Visual guidance method for artificial assembly in visual blind areas based on augmented reality

Manual assembly in blind areas is impeded by unknown assembly area paths and the assembler's obstructed vision, which greatly affects assembly efficiency and accuracy. To solve this type of difficult blind area assembly problem, a visual guidance method for blind area manual assembly using augmented reality assistance combined with path planning and pose solving has been proposed. In the proposed framework, a Denavit-Hartenberg (D-H) parameter model of the human arm and the arm shape angle was first constructed to solve the forward and inverse kinematics, and the changes in joint angles during motion were obtained. Using the designed Rapidly exploring Random Tree*-Artificial Potential Field (RRT*-APF) algorithm, feasible collision-free arm movement paths were then searched in the assembly area, and the path points and scene models containing assembly position information were entered into augmented reality devices for visualization.

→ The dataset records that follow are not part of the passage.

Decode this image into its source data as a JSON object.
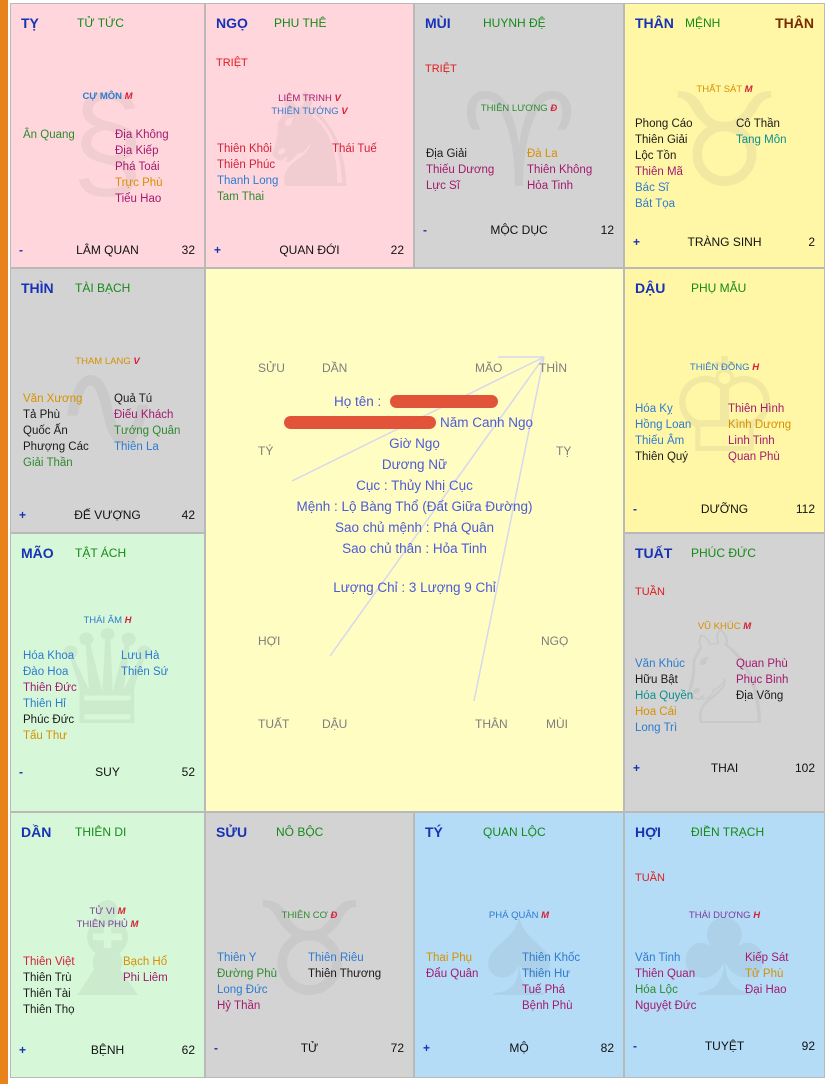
{
  "palaces": [
    {
      "id": "ty",
      "name": "TỴ",
      "palace": "TỬ TỨC",
      "than": "",
      "tag": "",
      "main": [],
      "extra": {
        "label": "CỰ MÔN",
        "grade": "M"
      },
      "left": [
        "Ân Quang"
      ],
      "right": [
        "Địa Không",
        "Địa Kiếp",
        "Phá Toái",
        "Trực Phù",
        "Tiểu Hao"
      ],
      "sign": "-",
      "stage": "LÂM QUAN",
      "age": "32"
    },
    {
      "id": "ngo",
      "name": "NGỌ",
      "palace": "PHU THÊ",
      "than": "",
      "tag": "TRIỆT",
      "main": [
        {
          "label": "LIÊM TRINH",
          "grade": "V"
        },
        {
          "label": "THIÊN TƯỚNG",
          "grade": "V"
        }
      ],
      "left": [
        "Thiên Khôi",
        "Thiên Phúc",
        "Thanh Long",
        "Tam Thai"
      ],
      "right": [
        "Thái Tuế"
      ],
      "sign": "+",
      "stage": "QUAN ĐỚI",
      "age": "22"
    },
    {
      "id": "mui",
      "name": "MÙI",
      "palace": "HUYNH ĐỆ",
      "than": "",
      "tag": "TRIỆT",
      "main": [
        {
          "label": "THIÊN LƯƠNG",
          "grade": "Đ"
        }
      ],
      "left": [
        "Địa Giải",
        "Thiếu Dương",
        "Lực Sĩ"
      ],
      "right": [
        "Đà La",
        "Thiên Không",
        "Hỏa Tinh"
      ],
      "sign": "-",
      "stage": "MỘC DỤC",
      "age": "12"
    },
    {
      "id": "than1",
      "name": "THÂN",
      "palace": "MỆNH",
      "than": "THÂN",
      "tag": "",
      "main": [
        {
          "label": "THẤT SÁT",
          "grade": "M"
        }
      ],
      "left": [
        "Phong Cáo",
        "Thiên Giải",
        "Lộc Tồn",
        "Thiên Mã",
        "Bác Sĩ",
        "Bát Tọa"
      ],
      "right": [
        "Cô Thần",
        "Tang Môn"
      ],
      "sign": "+",
      "stage": "TRÀNG SINH",
      "age": "2"
    },
    {
      "id": "thin",
      "name": "THÌN",
      "palace": "TÀI BẠCH",
      "than": "",
      "tag": "",
      "main": [
        {
          "label": "THAM LANG",
          "grade": "V"
        }
      ],
      "left": [
        "Văn Xương",
        "Tả Phù",
        "Quốc Ấn",
        "Phượng Các",
        "Giải Thần"
      ],
      "right": [
        "Quả Tú",
        "Điếu Khách",
        "Tướng Quân",
        "Thiên La"
      ],
      "sign": "+",
      "stage": "ĐẾ VƯỢNG",
      "age": "42"
    },
    {
      "id": "dau",
      "name": "DẬU",
      "palace": "PHỤ MẪU",
      "than": "",
      "tag": "",
      "main": [
        {
          "label": "THIÊN ĐỒNG",
          "grade": "H"
        }
      ],
      "left": [
        "Hóa Kỵ",
        "Hồng Loan",
        "Thiếu Âm",
        "Thiên Quý"
      ],
      "right": [
        "Thiên Hình",
        "Kình Dương",
        "Linh Tinh",
        "Quan Phù"
      ],
      "sign": "-",
      "stage": "DƯỠNG",
      "age": "112"
    },
    {
      "id": "mao",
      "name": "MÃO",
      "palace": "TẬT ÁCH",
      "than": "",
      "tag": "",
      "main": [
        {
          "label": "THÁI ÂM",
          "grade": "H"
        }
      ],
      "left": [
        "Hóa Khoa",
        "Đào Hoa",
        "Thiên Đức",
        "Thiên Hỉ",
        "Phúc Đức",
        "Tấu Thư"
      ],
      "right": [
        "Lưu Hà",
        "Thiên Sứ"
      ],
      "sign": "-",
      "stage": "SUY",
      "age": "52"
    },
    {
      "id": "tuat",
      "name": "TUẤT",
      "palace": "PHÚC ĐỨC",
      "than": "",
      "tag": "TUẦN",
      "main": [
        {
          "label": "VŨ KHÚC",
          "grade": "M"
        }
      ],
      "left": [
        "Văn Khúc",
        "Hữu Bật",
        "Hóa Quyền",
        "Hoa Cái",
        "Long Trì"
      ],
      "right": [
        "Quan Phù",
        "Phục Binh",
        "Địa Võng"
      ],
      "sign": "+",
      "stage": "THAI",
      "age": "102"
    },
    {
      "id": "dan",
      "name": "DẦN",
      "palace": "THIÊN DI",
      "than": "",
      "tag": "",
      "main": [
        {
          "label": "TỬ VI",
          "grade": "M"
        },
        {
          "label": "THIÊN PHỦ",
          "grade": "M"
        }
      ],
      "left": [
        "Thiên Việt",
        "Thiên Trù",
        "Thiên Tài",
        "Thiên Thọ"
      ],
      "right": [
        "Bạch Hổ",
        "Phi Liêm"
      ],
      "sign": "+",
      "stage": "BỆNH",
      "age": "62"
    },
    {
      "id": "suu",
      "name": "SỬU",
      "palace": "NÔ BỘC",
      "than": "",
      "tag": "",
      "main": [
        {
          "label": "THIÊN CƠ",
          "grade": "Đ"
        }
      ],
      "left": [
        "Thiên Y",
        "Đường Phù",
        "Long Đức",
        "Hỷ Thần"
      ],
      "right": [
        "Thiên Riêu",
        "Thiên Thương"
      ],
      "sign": "-",
      "stage": "TỬ",
      "age": "72"
    },
    {
      "id": "tys",
      "name": "TÝ",
      "palace": "QUAN LỘC",
      "than": "",
      "tag": "",
      "main": [
        {
          "label": "PHÁ QUÂN",
          "grade": "M"
        }
      ],
      "left": [
        "Thai Phụ",
        "Đẩu Quân"
      ],
      "right": [
        "Thiên Khốc",
        "Thiên Hư",
        "Tuế Phá",
        "Bệnh Phù"
      ],
      "sign": "+",
      "stage": "MỘ",
      "age": "82"
    },
    {
      "id": "hoi",
      "name": "HỢI",
      "palace": "ĐIỀN TRẠCH",
      "than": "",
      "tag": "TUẦN",
      "main": [
        {
          "label": "THÁI DƯƠNG",
          "grade": "H"
        }
      ],
      "left": [
        "Văn Tinh",
        "Thiên Quan",
        "Hóa Lộc",
        "Nguyệt Đức"
      ],
      "right": [
        "Kiếp Sát",
        "Tử Phù",
        "Đại Hao"
      ],
      "sign": "-",
      "stage": "TUYỆT",
      "age": "92"
    }
  ],
  "center": {
    "top_labels": [
      "SỬU",
      "DẦN",
      "MÃO",
      "THÌN"
    ],
    "side_labels": [
      "TÝ",
      "TỴ",
      "HỢI",
      "NGỌ"
    ],
    "bottom_labels": [
      "TUẤT",
      "DẬU",
      "THÂN",
      "MÙI"
    ],
    "name_label": "Họ tên :",
    "birth": "Năm Canh Ngọ",
    "hour": "Giờ Ngọ",
    "gender": "Dương Nữ",
    "cuc": "Cục : Thủy Nhị Cục",
    "menh": "Mệnh : Lộ Bàng Thổ (Đất Giữa Đường)",
    "chu_menh": "Sao chủ mệnh : Phá Quân",
    "chu_than": "Sao chủ thân : Hỏa Tinh",
    "luong": "Lượng Chỉ : 3 Lượng 9 Chỉ"
  }
}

At the same time, to obtain the real-time status of the arm end during blind area assembly, the Inertial Measurement Unit (IMU) fusion-extended Kalman filtering algorithm was used to analyze and solve the spatial geometric pose of the simplified rigid link model of the arm, thus achieving assisted positioning of the end of the arm in blind area scenarios. Finally, a comprehensive experiment was conducted by constructing a blind area assembly test scenario. Experimental results showed that this method can significantly improve the efficiency of blind area assembly operations and effectively reduce assembly error rates.